Like half the internet, I’ve been enjoying/dissecting iTunes 7. But I just stumbled on something odd I thought was worth re-posting here.

iTunes has been able to store and display cover art for a long time. At core, that’s not new. But what struck me in iTunes 7 is how quickly it suddenly seemed able to write image data into an entire album’s worth of tracks. I know Apple didn’t make my disk faster, so something else must be going on. Then it occurred to me to have a look in ~/Music/iTunes/ . Sure enough, there’s a new “Album Artwork” folder. And inside, a hierarchy of folders containing untyped .itc (I Tunes Cover?) files.

Well, that explains why writing cover data has gotten so fast, since audio files no longer need altering. All iTunes has to do is create a small data file once and reference it from the library for each file in the album.
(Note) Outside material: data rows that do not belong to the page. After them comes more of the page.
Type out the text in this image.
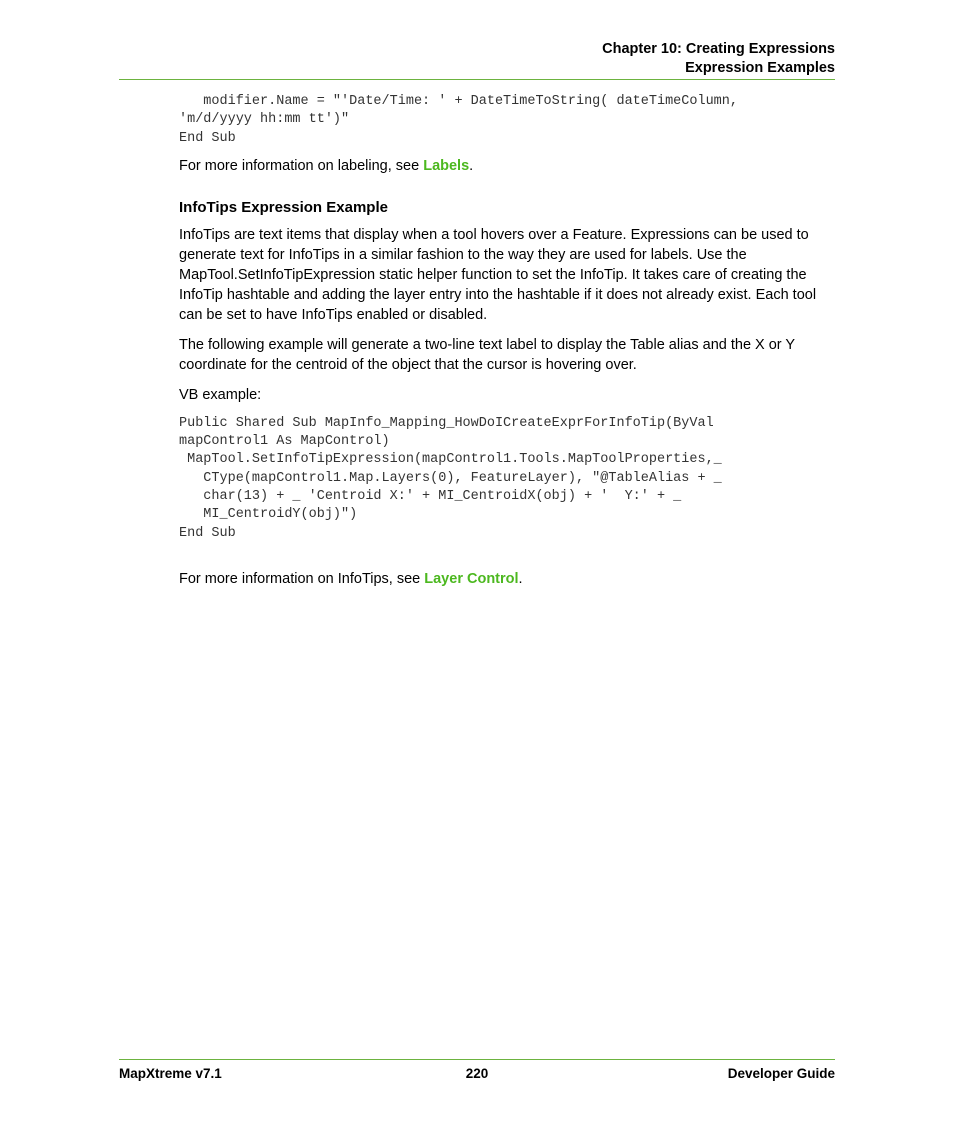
Chapter 10: Creating Expressions
Expression Examples
modifier.Name = "'Date/Time: ' + DateTimeToString( dateTimeColumn,
'm/d/yyyy hh:mm tt')"
End Sub

For more information on labeling, see Labels.

InfoTips Expression Example

InfoTips are text items that display when a tool hovers over a Feature. Expressions can be used to generate text for InfoTips in a similar fashion to the way they are used for labels. Use the MapTool.SetInfoTipExpression static helper function to set the InfoTip. It takes care of creating the InfoTip hashtable and adding the layer entry into the hashtable if it does not already exist. Each tool can be set to have InfoTips enabled or disabled.

The following example will generate a two-line text label to display the Table alias and the X or Y coordinate for the centroid of the object that the cursor is hovering over.

VB example:

Public Shared Sub MapInfo_Mapping_HowDoICreateExprForInfoTip(ByVal
mapControl1 As MapControl)
MapTool.SetInfoTipExpression(mapControl1.Tools.MapToolProperties,_
CType(mapControl1.Map.Layers(0), FeatureLayer), "@TableAlias + _
char(13) + _ 'Centroid X:' + MI_CentroidX(obj) + '  Y:' + _
MI_CentroidY(obj)")
End Sub

For more information on InfoTips, see Layer Control.

MapXtreme v7.1	220	Developer Guide
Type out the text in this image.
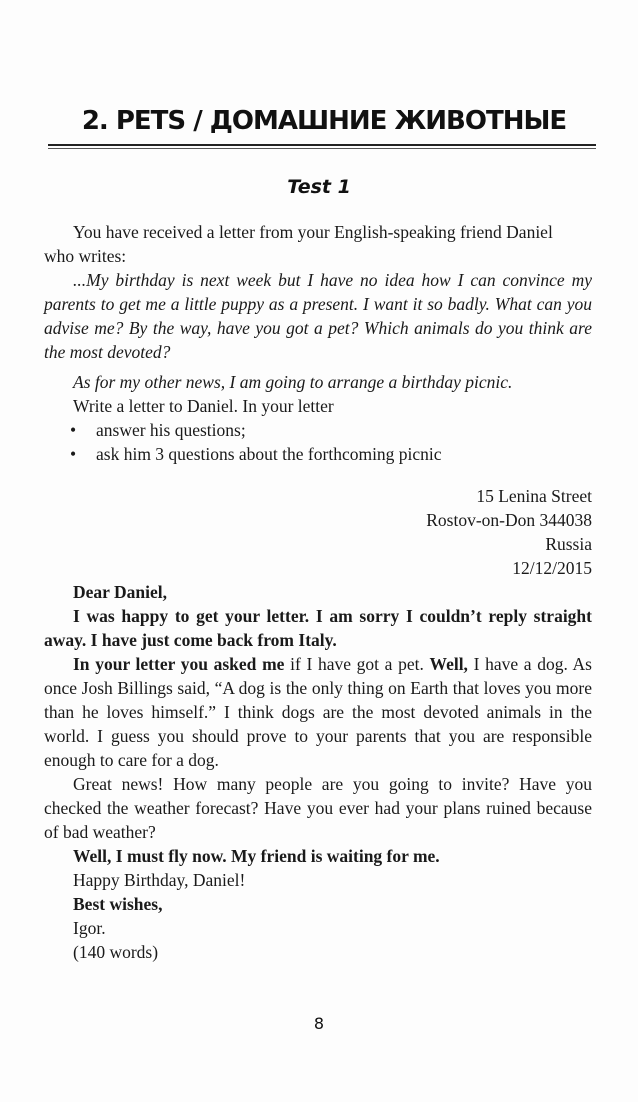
2. PETS / ДОМАШНИЕ ЖИВОТНЫЕ
Test 1

You have received a letter from your English-speaking friend Daniel

who writes:

...My birthday is next week but I have no idea how I can convince my parents to get me a little puppy as a present. I want it so badly. What can you advise me? By the way, have you got a pet? Which animals do you think are the most devoted?
As for my other news, I am going to arrange a birthday picnic.
Write a letter to Daniel. In your letter
• answer his questions;
• ask him 3 questions about the forthcoming picnic

15 Lenina Street

Rostov-on-Don 344038

Russia

12/12/2015

Dear Daniel,
I was happy to get your letter. I am sorry I couldn’t reply straight away. I have just come back from Italy.
In your letter you asked me if I have got a pet. Well, I have a dog. As once Josh Billings said, “A dog is the only thing on Earth that loves you more than he loves himself.” I think dogs are the most devoted animals in the world. I guess you should prove to your parents that you are responsible enough to care for a dog.
Great news! How many people are you going to invite? Have you checked the weather forecast? Have you ever had your plans ruined because of bad weather?
Well, I must fly now. My friend is waiting for me.
Happy Birthday, Daniel!
Best wishes,
Igor.
(140 words)
8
This is nice for speed and nice for not swelling audio collection file sizes, but sucks for portability between machines/platforms. Why isn’t this a preference? Or an optional mechanism to “permanently store art inside music files” or similar?

Personally, I’d prefer to spend the disk space and the time to have cover art written into my files, not stored alongside them. From my perspective, iTunes just took away my ability to handle this aspect of my music collection correctly.
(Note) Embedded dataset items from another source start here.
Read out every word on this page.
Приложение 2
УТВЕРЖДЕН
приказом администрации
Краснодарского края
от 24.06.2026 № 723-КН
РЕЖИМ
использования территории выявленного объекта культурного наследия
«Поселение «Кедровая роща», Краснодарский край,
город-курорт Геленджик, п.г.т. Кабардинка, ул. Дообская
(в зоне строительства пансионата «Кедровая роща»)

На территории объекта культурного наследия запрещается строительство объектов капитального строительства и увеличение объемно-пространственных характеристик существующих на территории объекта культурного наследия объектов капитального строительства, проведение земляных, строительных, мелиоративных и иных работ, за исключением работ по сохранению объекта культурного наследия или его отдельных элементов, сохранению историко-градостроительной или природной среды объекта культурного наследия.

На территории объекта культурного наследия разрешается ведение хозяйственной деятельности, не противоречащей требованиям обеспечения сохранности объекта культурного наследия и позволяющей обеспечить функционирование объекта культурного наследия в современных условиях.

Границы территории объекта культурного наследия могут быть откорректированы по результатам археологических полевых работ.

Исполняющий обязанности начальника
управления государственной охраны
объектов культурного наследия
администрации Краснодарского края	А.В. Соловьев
While we’re on the topic, caveat tunezor: Reports are floating around on mailing lists of undesirable things happening when you select your entire library and ask iTunes to download cover art for every track. When matches are found, existing cover art you’ve spent years gathering may be replaced with art Apple thinks you should have, “including that from Music Store previous purchases.” Original covers may be replaced with covers from compilations. I haven’t experienced these problems myself, but would be interested in hearing from others who have. For now, I’m only downloading album artwork selectively, and only for albums for which I don’t already have cover art.